The following offers a broad overview of these architectural points:

Collaborative Key Generation. This is the fundamental linchpin of CKM. When keys are collaboratively generated, no one person is responsible for creating the entropy underlying the keys. Further, the key may never exist in its collected form until the instant it is used. FROST and Torus both demonstrate practical methods for collaborative key generation. In CKM, the core concept is that entities holding secrets will generate a variety of keys as they are required. Ideally, this is managed by an SMPC system, such that any key is generated (or regenerated) from secrets held by different machines in the instant it’s required. However, reconstruction of keys from shares may be required for legacy CSR systems or in the case of emergencies.

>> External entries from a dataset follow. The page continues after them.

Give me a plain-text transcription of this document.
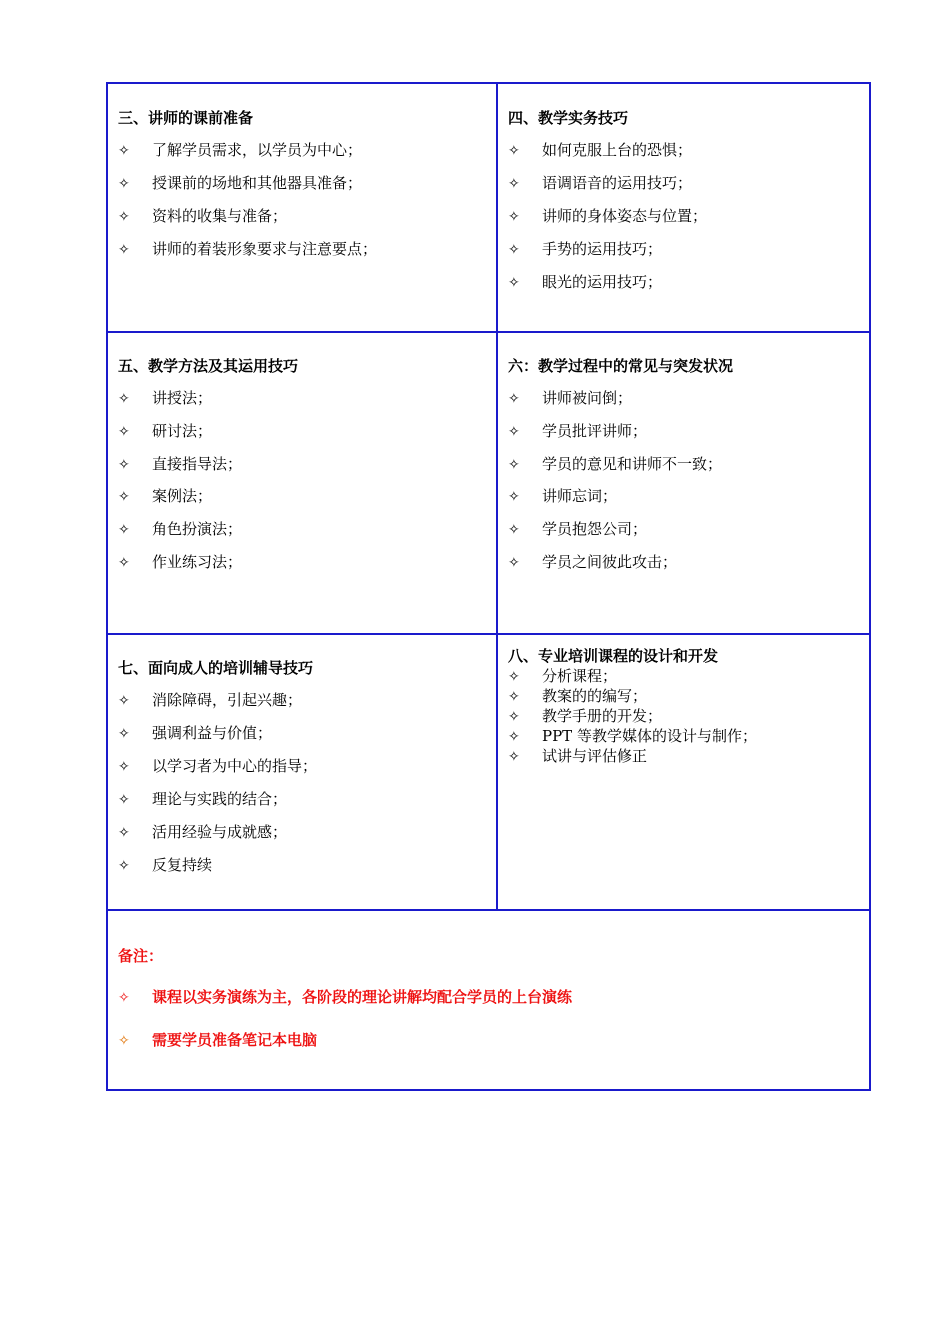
三、讲师的课前准备
✧ 了解学员需求，以学员为中心；
✧ 授课前的场地和其他器具准备；
✧ 资料的收集与准备；
✧ 讲师的着装形象要求与注意要点；
四、教学实务技巧
✧ 如何克服上台的恐惧；
✧ 语调语音的运用技巧；
✧ 讲师的身体姿态与位置；
✧ 手势的运用技巧；
✧ 眼光的运用技巧；
五、教学方法及其运用技巧
✧ 讲授法；
✧ 研讨法；
✧ 直接指导法；
✧ 案例法；
✧ 角色扮演法；
✧ 作业练习法；
六：教学过程中的常见与突发状况
✧ 讲师被问倒；
✧ 学员批评讲师；
✧ 学员的意见和讲师不一致；
✧ 讲师忘词；
✧ 学员抱怨公司；
✧ 学员之间彼此攻击；
七、面向成人的培训辅导技巧
✧ 消除障碍，引起兴趣；
✧ 强调利益与价值；
✧ 以学习者为中心的指导；
✧ 理论与实践的结合；
✧ 活用经验与成就感；
✧ 反复持续
八、专业培训课程的设计和开发
✧ 分析课程；
✧ 教案的的编写；
✧ 教学手册的开发；
✧ PPT 等教学媒体的设计与制作；
✧ 试讲与评估修正
备注：
✧ 课程以实务演练为主，各阶段的理论讲解均配合学员的上台演练
✧ 需要学员准备笔记本电脑
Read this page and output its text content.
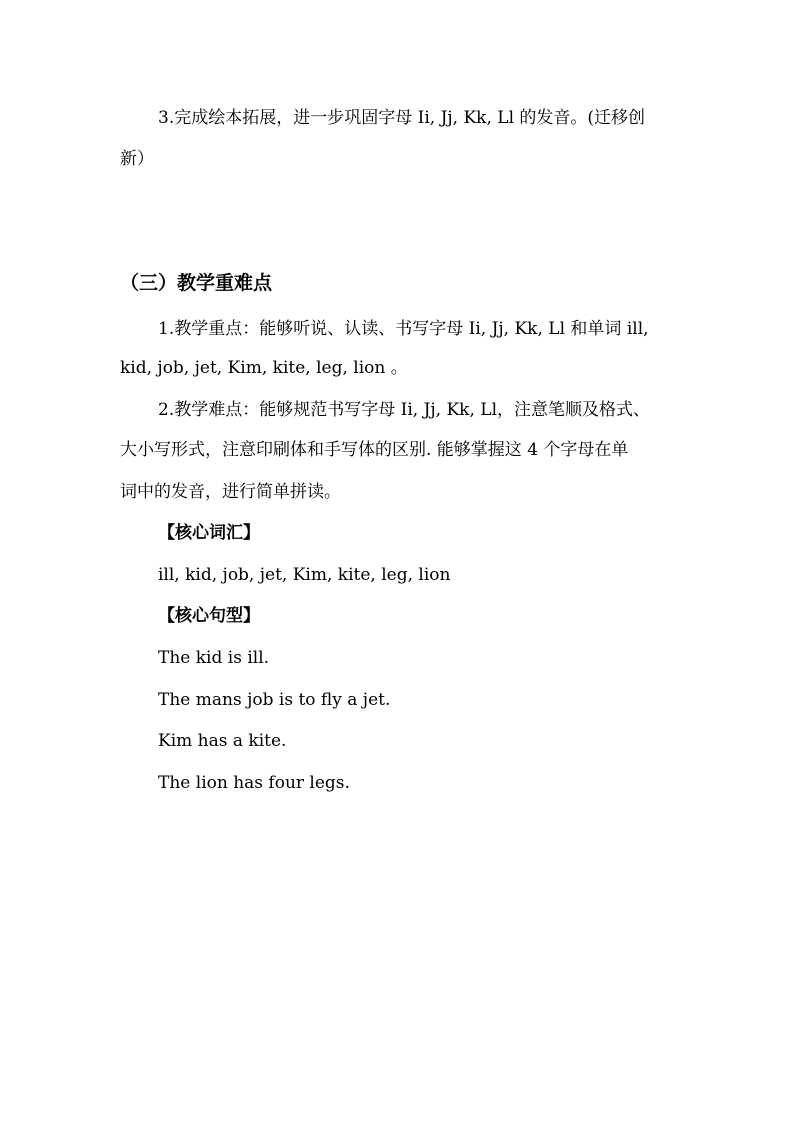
3.完成绘本拓展，进一步巩固字母 Ii, Jj, Kk, Ll 的发音。(迁移创
新）
（三）教学重难点
1.教学重点：能够听说、认读、书写字母 Ii, Jj, Kk, Ll 和单词 ill,
kid, job, jet, Kim, kite, leg, lion 。
2.教学难点：能够规范书写字母 Ii, Jj, Kk, Ll，注意笔顺及格式、
大小写形式，注意印刷体和手写体的区别. 能够掌握这 4 个字母在单
词中的发音，进行简单拼读。
【核心词汇】
ill, kid, job, jet, Kim, kite, leg, lion
【核心句型】
The kid is ill.
The mans job is to fly a jet.
Kim has a kite.
The lion has four legs.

Collaborative Key Recovery. A sharding system allows shares of a key to be stored without the full key existing anywhere. Shamir’s Secret Sharing is the traditional sharding system, but Verifiable Secret Sharing (VSS) improves upon Shamir by allowing the ability to verify that someone holds a share without reconstructing the key.

Gordian Envelope. A second linchpin of the CKM system is the Gordian Envelope specficiation, which stores data as CBOR and which is potentially encrypted, with the encryption unlockable using a permit system. The Gordian Envelope will often hold cryptocurrency keys for legacy CSR systems and/or metadata. (Keys for full CKM systems may instead be spontaneously generated or regenerated by the Collaborative Key Generation system.)

Permits. Gordian Envelopes can be entirely unencrypted, but more often they’ll be locked with a combination of symmetric (currently ChaCha-Poly) and asymmetric public & private keys generated by the aforementioned collaborative methods. Theses keys can then be regenerated from an SMPC system, held as shares in multiple copies of the envelope, hinted at by a public keys, or linked (or not) to the envelope in some other manner.

Schnorr. A digital signing system based on finite fields instead of prime numbers. It has numerous advantages such as adapter signatures, blind signatures, and threshold signatures, which would be integrated into a complete CKM system.

Scripting. The permit system is a self-describing authentication system, where a script, potentially with secret information, is used to unlock the envelope. The first iteration will just support standardized scripting methodologies, such as the aforementioned regenerated private key, sharded key, and keypair options. However, future versions could allow for entirely arbitrary scripts.

SCIDs. The third major element of the CKM system is the ability to create self-certifying identifiers (SCIDs), which are built off of public keys (and the related scripting information) and which allow the creation of a source of trust for material stored in a crypto-envelope. SCIDs are by default offline, but keys appropriate to a blockchain, commitments to a blockchain, and proofs for a blockchain can be derived if needs warrant it. Some ideas are inherited from KERI, which offered an example of some of this functionality, but with some limitations.

SSKR. Blockchain Commons’ security-tested implementation of Shamir’s Secret Sharing. A VSS variation used by FROST will also be incorporated as a second option for sharding in order to support this functionality. Use of a Collaborative Key Rescovery System is somewhat of a legacy for CKM, but it’s a fundamental step between CSR and CKM development.